Ganz Korinth erschrak über den plötzlichen furchtbaren Untergang des geliebten Königshauses, Medeia aber, das Strafgericht der ergrimmten Bewohner fürchtend, war noch in derselben Nacht die Dichter sagen auf einem Drachenwagen durch die Luft nach Athen entflohen. Nur ihre Kinder hatte sie nicht retten können. Diese waren in den Tempel der Here geflüchtet und knieten betend am Altare der Göttin. Hier wurden sie von den wutschnaubenden Korinthern gefunden, und ohne daß die heilige Stätte die Unglücklichen hätte schützen können, schleppte man sie hinaus und steinigte sie. Euripides, ein griechischer Tragödiendichter, hat auch diese Unmenschlichkeit noch der Medeia zugeschrieben und den Seelenkampf zwischen der Liebe zu ihren Kindern und jenen Racheplänen in ergreifender Weise geschildert.

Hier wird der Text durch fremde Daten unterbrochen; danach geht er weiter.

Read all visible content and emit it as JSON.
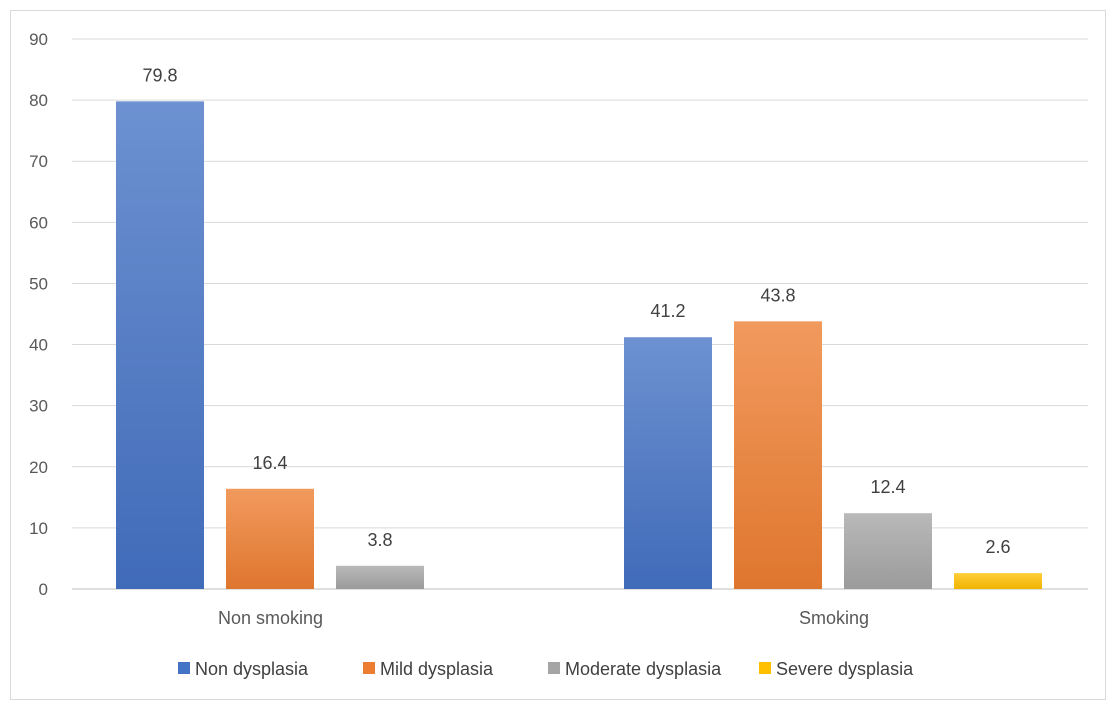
{
  "chart_data": {
    "type": "bar",
    "title": "",
    "xlabel": "",
    "ylabel": "",
    "categories": [
      "Non smoking",
      "Smoking"
    ],
    "ylim": [
      0,
      90
    ],
    "yticks": [
      0,
      10,
      20,
      30,
      40,
      50,
      60,
      70,
      80,
      90
    ],
    "grid": true,
    "legend_position": "bottom",
    "series": [
      {
        "name": "Non dysplasia",
        "values": [
          79.8,
          41.2
        ],
        "labels": [
          "79.8",
          "41.2"
        ],
        "color": "#4472c4"
      },
      {
        "name": "Mild dysplasia",
        "values": [
          16.4,
          43.8
        ],
        "labels": [
          "16.4",
          "43.8"
        ],
        "color": "#ed7d31"
      },
      {
        "name": "Moderate dysplasia",
        "values": [
          3.8,
          12.4
        ],
        "labels": [
          "3.8",
          "12.4"
        ],
        "color": "#a5a5a5"
      },
      {
        "name": "Severe dysplasia",
        "values": [
          null,
          2.6
        ],
        "labels": [
          null,
          "2.6"
        ],
        "color": "#ffc000"
      }
    ]
  }
}
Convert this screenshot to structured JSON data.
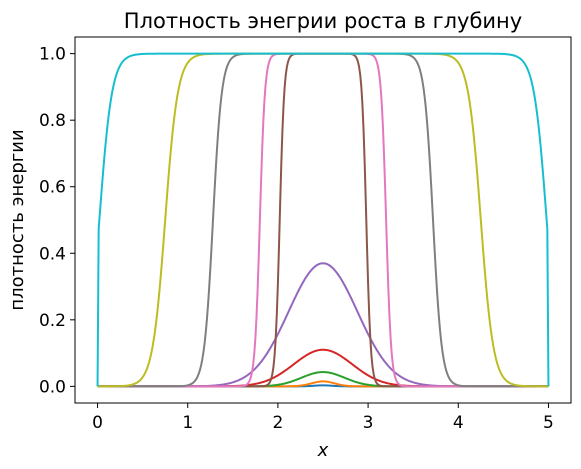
{
  "chart_data": {
    "type": "line",
    "title": "Плотность энегрии роста в глубину",
    "xlabel": "x",
    "ylabel": "плотность энергии",
    "xlim": [
      -0.25,
      5.25
    ],
    "ylim": [
      -0.05,
      1.05
    ],
    "xticks": [
      0,
      1,
      2,
      3,
      4,
      5
    ],
    "xtick_labels": [
      "0",
      "1",
      "2",
      "3",
      "4",
      "5"
    ],
    "yticks": [
      0.0,
      0.2,
      0.4,
      0.6,
      0.8,
      1.0
    ],
    "ytick_labels": [
      "0.0",
      "0.2",
      "0.4",
      "0.6",
      "0.8",
      "1.0"
    ],
    "grid": false,
    "legend": "none",
    "center_x": 2.5,
    "series": [
      {
        "color": "#1f77b4",
        "peak": 0.003,
        "x_at_half_height": [
          2.38,
          2.62
        ]
      },
      {
        "color": "#ff7f0e",
        "peak": 0.015,
        "x_at_half_height": [
          2.35,
          2.65
        ]
      },
      {
        "color": "#2ca02c",
        "peak": 0.043,
        "x_at_half_height": [
          2.22,
          2.78
        ]
      },
      {
        "color": "#d62728",
        "peak": 0.11,
        "x_at_half_height": [
          2.12,
          2.88
        ]
      },
      {
        "color": "#9467bd",
        "peak": 0.37,
        "x_at_half_height": [
          2.05,
          2.95
        ]
      },
      {
        "color": "#8c564b",
        "peak": 1.0,
        "x_at_half_height": [
          2.02,
          2.98
        ]
      },
      {
        "color": "#e377c2",
        "peak": 1.0,
        "x_at_half_height": [
          1.8,
          3.2
        ]
      },
      {
        "color": "#7f7f7f",
        "peak": 1.0,
        "x_at_half_height": [
          1.28,
          3.72
        ]
      },
      {
        "color": "#bcbd22",
        "peak": 1.0,
        "x_at_half_height": [
          0.75,
          4.25
        ]
      },
      {
        "color": "#17becf",
        "peak": 1.0,
        "x_at_half_height": [
          0.02,
          4.98
        ]
      }
    ]
  }
}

Auch in Athen, erzählten die Dichter weiter, fühlte sich Medeia nicht lange sicher. Sie verließ es und ging nach Kolchis zurück. Dort fand sie ihren Vater verbannt und seinen ungerechten Bruder, Perses, auf dessen Throne. Leicht verzieh ihr der nun selbst unglückliche Vater, zumal sie ihm versprach, mit List den Thronräuber zu ermorden und ihn wieder in sein Reich einzusetzen. Es gelang ihr wirklich; und so schließt mit einem neuen Morde der schauderhafte Lebenslauf dieses rätselhaften Weibes, das im Wahnsinn der Liebe und des Hasses Verbrechen auf Verbrechen häuft.

Von Jason wurde gewöhnlich erzählt, daß ihn ein Teil der Argo, unter welchem er Ruhe suchte, im Herunterfallen erschlagen habe; nach andern nahm er sich selbst das Leben.